For LCC assessment, VIs that consisted of blue, green, red, and NIR bands were considered on account of the band settings of the Landsat-8 OLI sensor. Even though some VIs, for instance, MTVI2, MSAVI, and EVI2, were not intended for chlorophyll retrieval, they still exhibited good accuracy among all the VIs for LCC estimation. MTVI2 was constructed for increasing the sensitivity to the leaf area index while minimizing chlorophyll influence [38]. MSAVI aims to increase the dynamic range of vegetation signals and minimize soil background influences [37]. EVI2 was put forward to increase the sensitivity of vegetation features to high biomass regions while decoupling background signals and reducing atmosphere influences [35]. Compared with the performance of NDVI, these three indices showed much better results for LCC estimation, suggesting that the modifications of these three indices improved LCC estimation accuracies, particularly for MSAVI and EVI2 since they are composed of red and NIR bands, which is the same as NDVI. The center of the OLI red band is close to the absorption peaks of chlorophyll a and b at 662 nm and 644 nm [2], which could partly explain the good performance of these VIs. Furthermore, the LCC values used in this study were converted from SPAD readings, while SPAD readings were calculated from the transmission features of red (650 nm) and infrared (940 nm) light [49]. This could also account for the good performance of MTVI2, MSAVI and EVI2 in LCC estimation despite that their original purposes were not for LCC assessment. It is worth noting that combination of red and NIR bands showed better results than that of the combination of green and NIR bands since NDVI exhibited more accurate results than GNDVI. Overall, all these VI results suggest that red and NIR bands are critical for LCC assessment with Landsat-8 OLI data.

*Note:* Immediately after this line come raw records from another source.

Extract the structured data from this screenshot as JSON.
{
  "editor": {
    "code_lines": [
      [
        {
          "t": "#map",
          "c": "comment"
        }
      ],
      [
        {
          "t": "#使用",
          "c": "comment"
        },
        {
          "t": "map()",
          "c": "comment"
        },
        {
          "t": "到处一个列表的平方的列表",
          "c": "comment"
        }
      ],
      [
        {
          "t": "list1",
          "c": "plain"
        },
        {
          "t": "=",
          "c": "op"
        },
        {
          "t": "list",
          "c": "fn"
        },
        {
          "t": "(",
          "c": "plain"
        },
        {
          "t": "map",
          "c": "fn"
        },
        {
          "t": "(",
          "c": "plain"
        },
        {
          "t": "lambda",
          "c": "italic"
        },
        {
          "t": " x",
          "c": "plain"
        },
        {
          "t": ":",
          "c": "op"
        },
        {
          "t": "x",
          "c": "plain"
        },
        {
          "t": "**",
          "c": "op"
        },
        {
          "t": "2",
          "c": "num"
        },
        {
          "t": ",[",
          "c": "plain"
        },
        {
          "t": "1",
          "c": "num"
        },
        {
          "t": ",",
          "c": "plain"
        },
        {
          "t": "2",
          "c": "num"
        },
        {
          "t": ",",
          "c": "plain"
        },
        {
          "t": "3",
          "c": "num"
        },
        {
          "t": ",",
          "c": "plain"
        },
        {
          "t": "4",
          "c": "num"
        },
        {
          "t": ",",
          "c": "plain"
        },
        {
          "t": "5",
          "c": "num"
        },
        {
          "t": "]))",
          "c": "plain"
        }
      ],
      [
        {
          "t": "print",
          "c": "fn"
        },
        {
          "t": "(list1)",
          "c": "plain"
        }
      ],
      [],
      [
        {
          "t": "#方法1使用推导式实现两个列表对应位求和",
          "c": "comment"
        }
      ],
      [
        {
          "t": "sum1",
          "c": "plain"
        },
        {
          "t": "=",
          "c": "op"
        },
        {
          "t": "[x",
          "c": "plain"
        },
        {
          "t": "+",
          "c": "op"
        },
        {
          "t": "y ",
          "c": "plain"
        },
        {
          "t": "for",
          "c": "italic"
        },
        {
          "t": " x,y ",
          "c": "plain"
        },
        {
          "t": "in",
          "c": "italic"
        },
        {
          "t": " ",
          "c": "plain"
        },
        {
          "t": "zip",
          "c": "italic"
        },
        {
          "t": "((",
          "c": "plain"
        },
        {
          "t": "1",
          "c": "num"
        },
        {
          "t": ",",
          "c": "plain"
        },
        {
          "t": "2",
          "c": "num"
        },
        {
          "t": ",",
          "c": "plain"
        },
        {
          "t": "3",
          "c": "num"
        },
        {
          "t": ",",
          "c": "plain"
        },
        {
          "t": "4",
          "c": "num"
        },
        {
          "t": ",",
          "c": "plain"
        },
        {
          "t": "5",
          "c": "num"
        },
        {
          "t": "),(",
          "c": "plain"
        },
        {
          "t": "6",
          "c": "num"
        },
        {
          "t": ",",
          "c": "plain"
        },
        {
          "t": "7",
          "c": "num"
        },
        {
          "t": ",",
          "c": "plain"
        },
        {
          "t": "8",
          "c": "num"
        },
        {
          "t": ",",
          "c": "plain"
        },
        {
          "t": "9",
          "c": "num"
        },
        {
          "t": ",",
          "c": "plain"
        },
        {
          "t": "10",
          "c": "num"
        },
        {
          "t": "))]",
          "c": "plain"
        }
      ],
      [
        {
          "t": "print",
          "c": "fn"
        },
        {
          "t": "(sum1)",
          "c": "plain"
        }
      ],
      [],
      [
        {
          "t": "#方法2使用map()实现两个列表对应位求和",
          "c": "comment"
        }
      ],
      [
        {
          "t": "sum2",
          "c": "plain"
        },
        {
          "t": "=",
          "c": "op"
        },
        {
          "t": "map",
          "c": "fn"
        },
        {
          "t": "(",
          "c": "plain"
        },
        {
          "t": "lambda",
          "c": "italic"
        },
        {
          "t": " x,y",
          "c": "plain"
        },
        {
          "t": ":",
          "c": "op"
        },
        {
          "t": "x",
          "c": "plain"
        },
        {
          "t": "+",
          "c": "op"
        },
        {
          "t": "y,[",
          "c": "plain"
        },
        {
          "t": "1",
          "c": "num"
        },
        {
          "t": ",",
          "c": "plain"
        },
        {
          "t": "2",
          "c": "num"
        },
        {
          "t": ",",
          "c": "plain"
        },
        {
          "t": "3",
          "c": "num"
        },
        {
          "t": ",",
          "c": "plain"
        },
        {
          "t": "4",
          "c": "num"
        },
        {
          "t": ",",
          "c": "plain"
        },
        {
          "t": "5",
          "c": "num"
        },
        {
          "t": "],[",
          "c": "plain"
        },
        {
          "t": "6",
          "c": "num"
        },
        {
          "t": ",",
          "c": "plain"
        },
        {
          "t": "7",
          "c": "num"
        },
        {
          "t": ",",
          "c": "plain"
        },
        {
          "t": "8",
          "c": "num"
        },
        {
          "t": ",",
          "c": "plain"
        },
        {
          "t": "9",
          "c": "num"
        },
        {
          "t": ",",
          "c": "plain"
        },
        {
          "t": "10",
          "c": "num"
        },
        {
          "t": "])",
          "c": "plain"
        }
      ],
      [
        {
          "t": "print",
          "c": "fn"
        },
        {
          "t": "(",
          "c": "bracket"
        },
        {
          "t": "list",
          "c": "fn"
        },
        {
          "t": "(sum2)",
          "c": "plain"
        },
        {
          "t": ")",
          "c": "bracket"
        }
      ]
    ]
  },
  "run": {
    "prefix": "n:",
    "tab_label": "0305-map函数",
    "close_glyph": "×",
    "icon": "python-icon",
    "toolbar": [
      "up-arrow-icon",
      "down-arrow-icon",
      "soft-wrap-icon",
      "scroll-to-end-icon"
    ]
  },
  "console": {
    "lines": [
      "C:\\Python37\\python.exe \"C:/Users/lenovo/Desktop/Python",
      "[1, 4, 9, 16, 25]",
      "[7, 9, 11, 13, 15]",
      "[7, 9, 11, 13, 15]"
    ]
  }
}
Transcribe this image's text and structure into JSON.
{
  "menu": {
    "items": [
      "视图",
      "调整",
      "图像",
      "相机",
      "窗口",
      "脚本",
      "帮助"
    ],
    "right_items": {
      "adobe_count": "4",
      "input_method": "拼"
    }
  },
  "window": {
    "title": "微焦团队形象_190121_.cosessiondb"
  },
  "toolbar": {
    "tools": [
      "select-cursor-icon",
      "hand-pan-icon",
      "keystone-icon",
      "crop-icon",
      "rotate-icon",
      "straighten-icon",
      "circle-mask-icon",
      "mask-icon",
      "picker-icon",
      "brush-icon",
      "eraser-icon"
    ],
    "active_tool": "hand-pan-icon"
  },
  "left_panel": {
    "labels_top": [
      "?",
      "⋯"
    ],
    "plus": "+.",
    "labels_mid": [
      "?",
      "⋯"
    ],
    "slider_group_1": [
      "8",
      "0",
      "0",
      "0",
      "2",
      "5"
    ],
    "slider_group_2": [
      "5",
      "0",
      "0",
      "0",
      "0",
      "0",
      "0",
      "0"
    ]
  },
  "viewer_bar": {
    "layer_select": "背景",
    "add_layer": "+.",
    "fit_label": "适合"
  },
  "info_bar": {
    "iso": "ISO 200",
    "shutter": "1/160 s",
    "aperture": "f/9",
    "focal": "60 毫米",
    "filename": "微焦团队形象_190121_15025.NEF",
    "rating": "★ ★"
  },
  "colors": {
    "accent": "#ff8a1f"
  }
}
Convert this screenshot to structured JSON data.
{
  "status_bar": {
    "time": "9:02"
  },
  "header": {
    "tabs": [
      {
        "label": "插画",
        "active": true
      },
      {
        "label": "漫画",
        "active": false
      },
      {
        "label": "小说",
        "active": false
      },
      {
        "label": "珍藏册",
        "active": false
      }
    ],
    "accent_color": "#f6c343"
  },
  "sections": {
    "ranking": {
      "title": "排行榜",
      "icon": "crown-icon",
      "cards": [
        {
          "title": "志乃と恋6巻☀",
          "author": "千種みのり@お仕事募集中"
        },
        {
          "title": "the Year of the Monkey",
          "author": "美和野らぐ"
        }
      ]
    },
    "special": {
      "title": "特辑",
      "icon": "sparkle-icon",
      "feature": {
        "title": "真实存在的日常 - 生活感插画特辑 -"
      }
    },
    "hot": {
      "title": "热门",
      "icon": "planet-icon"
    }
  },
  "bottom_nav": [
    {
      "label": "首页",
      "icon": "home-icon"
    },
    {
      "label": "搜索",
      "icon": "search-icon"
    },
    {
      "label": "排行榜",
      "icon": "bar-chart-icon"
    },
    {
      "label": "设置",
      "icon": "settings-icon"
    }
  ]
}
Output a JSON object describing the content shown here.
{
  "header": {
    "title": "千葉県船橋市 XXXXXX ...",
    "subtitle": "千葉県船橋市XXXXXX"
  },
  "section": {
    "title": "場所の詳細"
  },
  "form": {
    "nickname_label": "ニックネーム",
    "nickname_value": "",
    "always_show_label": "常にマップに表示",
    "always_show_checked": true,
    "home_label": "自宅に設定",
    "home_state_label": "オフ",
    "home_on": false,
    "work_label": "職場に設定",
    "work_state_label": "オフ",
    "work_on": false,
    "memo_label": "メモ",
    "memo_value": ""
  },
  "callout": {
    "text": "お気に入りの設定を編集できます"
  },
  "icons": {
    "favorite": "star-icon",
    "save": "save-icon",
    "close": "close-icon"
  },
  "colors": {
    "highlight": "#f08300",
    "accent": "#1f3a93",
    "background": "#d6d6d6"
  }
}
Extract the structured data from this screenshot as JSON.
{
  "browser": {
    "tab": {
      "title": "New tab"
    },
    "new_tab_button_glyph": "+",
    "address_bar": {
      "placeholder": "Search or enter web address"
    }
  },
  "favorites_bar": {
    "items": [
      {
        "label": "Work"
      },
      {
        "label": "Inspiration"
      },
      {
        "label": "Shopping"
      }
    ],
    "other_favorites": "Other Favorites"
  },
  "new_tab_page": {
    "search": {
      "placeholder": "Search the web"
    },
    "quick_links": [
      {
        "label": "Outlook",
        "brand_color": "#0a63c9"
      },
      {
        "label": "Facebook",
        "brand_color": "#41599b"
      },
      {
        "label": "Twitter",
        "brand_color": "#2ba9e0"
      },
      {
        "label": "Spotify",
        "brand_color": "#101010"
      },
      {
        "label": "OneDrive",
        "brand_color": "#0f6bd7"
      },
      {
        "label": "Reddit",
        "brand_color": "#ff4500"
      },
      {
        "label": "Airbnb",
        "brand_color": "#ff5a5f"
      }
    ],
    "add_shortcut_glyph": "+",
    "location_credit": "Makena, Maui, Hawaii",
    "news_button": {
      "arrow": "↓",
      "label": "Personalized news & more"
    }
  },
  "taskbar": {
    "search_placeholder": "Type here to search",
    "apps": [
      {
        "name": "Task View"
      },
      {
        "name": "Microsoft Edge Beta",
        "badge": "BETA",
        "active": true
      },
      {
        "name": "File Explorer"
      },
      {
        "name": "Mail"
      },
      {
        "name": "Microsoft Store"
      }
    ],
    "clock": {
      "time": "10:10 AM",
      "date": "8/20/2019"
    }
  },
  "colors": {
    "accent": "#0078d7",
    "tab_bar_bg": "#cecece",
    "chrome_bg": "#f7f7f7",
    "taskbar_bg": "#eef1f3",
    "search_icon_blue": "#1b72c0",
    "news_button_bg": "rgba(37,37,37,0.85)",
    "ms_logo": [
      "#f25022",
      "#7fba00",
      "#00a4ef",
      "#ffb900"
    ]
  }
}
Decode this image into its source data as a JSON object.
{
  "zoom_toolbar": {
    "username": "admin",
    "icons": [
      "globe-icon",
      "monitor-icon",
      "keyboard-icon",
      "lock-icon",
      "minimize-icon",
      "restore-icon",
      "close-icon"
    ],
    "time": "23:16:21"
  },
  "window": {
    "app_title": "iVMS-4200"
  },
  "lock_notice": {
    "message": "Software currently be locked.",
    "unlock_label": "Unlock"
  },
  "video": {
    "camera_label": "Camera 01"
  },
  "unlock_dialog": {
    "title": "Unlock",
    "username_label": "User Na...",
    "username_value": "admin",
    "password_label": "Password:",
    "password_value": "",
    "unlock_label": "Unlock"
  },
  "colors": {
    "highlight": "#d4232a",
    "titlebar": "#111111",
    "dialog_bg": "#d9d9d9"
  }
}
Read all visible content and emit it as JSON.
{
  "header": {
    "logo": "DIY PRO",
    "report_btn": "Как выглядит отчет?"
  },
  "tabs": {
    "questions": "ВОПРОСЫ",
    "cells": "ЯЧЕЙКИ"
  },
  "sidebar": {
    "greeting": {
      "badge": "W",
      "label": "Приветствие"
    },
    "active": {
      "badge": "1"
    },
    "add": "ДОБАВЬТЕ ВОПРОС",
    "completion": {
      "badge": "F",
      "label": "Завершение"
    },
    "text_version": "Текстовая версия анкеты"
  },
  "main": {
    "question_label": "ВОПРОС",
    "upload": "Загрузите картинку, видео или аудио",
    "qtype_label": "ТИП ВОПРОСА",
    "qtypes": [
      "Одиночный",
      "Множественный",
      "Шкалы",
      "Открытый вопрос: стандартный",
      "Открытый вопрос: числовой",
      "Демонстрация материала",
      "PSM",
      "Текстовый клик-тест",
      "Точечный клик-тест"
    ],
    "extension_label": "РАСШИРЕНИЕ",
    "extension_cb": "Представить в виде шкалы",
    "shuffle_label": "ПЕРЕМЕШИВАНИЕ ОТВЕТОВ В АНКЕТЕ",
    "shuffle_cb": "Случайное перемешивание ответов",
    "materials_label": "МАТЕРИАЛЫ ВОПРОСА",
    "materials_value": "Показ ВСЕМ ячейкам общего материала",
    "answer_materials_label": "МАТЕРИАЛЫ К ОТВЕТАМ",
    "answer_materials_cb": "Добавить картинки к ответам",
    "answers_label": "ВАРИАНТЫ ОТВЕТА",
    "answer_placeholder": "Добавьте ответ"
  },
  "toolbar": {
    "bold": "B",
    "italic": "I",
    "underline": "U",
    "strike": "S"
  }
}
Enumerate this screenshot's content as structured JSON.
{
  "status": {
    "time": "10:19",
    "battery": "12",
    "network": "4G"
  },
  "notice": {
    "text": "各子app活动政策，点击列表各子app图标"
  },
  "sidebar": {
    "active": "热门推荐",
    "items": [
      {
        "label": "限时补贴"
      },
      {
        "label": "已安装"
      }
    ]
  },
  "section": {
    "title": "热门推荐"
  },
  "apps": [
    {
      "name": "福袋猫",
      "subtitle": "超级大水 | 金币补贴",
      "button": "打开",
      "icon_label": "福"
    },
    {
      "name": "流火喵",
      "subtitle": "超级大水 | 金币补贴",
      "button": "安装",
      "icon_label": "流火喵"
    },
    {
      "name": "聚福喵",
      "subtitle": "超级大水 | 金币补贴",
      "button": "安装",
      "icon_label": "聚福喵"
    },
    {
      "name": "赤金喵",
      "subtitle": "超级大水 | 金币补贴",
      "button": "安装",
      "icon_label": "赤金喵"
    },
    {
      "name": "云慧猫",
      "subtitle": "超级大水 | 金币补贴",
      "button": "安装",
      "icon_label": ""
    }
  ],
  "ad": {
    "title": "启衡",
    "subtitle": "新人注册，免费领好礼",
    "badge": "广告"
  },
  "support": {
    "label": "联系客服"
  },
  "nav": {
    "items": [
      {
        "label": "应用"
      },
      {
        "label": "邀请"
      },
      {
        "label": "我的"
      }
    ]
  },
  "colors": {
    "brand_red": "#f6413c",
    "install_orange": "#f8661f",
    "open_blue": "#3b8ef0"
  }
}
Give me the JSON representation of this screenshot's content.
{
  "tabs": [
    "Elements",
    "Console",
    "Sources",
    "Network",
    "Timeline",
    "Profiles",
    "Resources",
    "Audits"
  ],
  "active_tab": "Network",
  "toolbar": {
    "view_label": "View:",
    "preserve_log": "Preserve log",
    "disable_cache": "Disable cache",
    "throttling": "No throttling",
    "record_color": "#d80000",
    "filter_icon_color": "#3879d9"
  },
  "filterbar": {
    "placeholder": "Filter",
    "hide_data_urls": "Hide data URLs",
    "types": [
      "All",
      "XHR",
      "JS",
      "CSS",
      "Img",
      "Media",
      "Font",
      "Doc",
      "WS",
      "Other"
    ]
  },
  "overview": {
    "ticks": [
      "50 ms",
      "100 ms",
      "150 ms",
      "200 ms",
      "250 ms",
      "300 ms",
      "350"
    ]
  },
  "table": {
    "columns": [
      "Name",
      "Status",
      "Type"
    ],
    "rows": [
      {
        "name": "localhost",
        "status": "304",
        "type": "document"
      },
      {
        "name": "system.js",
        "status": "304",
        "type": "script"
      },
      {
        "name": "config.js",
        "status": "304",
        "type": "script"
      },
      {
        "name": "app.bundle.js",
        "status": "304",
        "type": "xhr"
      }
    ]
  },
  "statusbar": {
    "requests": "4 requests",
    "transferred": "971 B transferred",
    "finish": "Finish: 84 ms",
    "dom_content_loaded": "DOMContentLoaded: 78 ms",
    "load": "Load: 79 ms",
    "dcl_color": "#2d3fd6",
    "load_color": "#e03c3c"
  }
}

Compared with VI methods, MLRAs generally had slightly better results, since they utilized all band information and nonlinear transforms. NN gained attention for agronomic parameter modelling and operational products in previous studies [29,50,51]. Here, FNN did not outperform other MLRAs and showed a rather similar estimation to that of PLSR, RF, and SVR, suggesting that it might not be the most adequate algorithm. The methodologies of PLSR, RF, and SVR are different from each other, and they exhibited different performances for varied agronomy parameter retrieval in previous studies using hyperspectral data [4,52,53]. Here, they exhibited very similar estimation results. This might be attributed to the confined broadbands (i.e., 6 bands) used in these models. In comparison, KRR and GPR showed even better estimation results. These accurate results accord with their performance in previous research [54,55]. Among all MLRAs, GPR is the most capable for not only maintaining very good numerical performance and stability but also for largely overcoming the blackbox issue, by providing ranking features (bands) that are used in the model [14]. According to GPR sigma band analysis, we found that the red band and NIR band are the top two bands frequently used in GPR models, which indicates that these two bands are critical for GPR modeling. This could also support the phenomenon that VIs composed of red and NIR bands showed good results for LCC estimation.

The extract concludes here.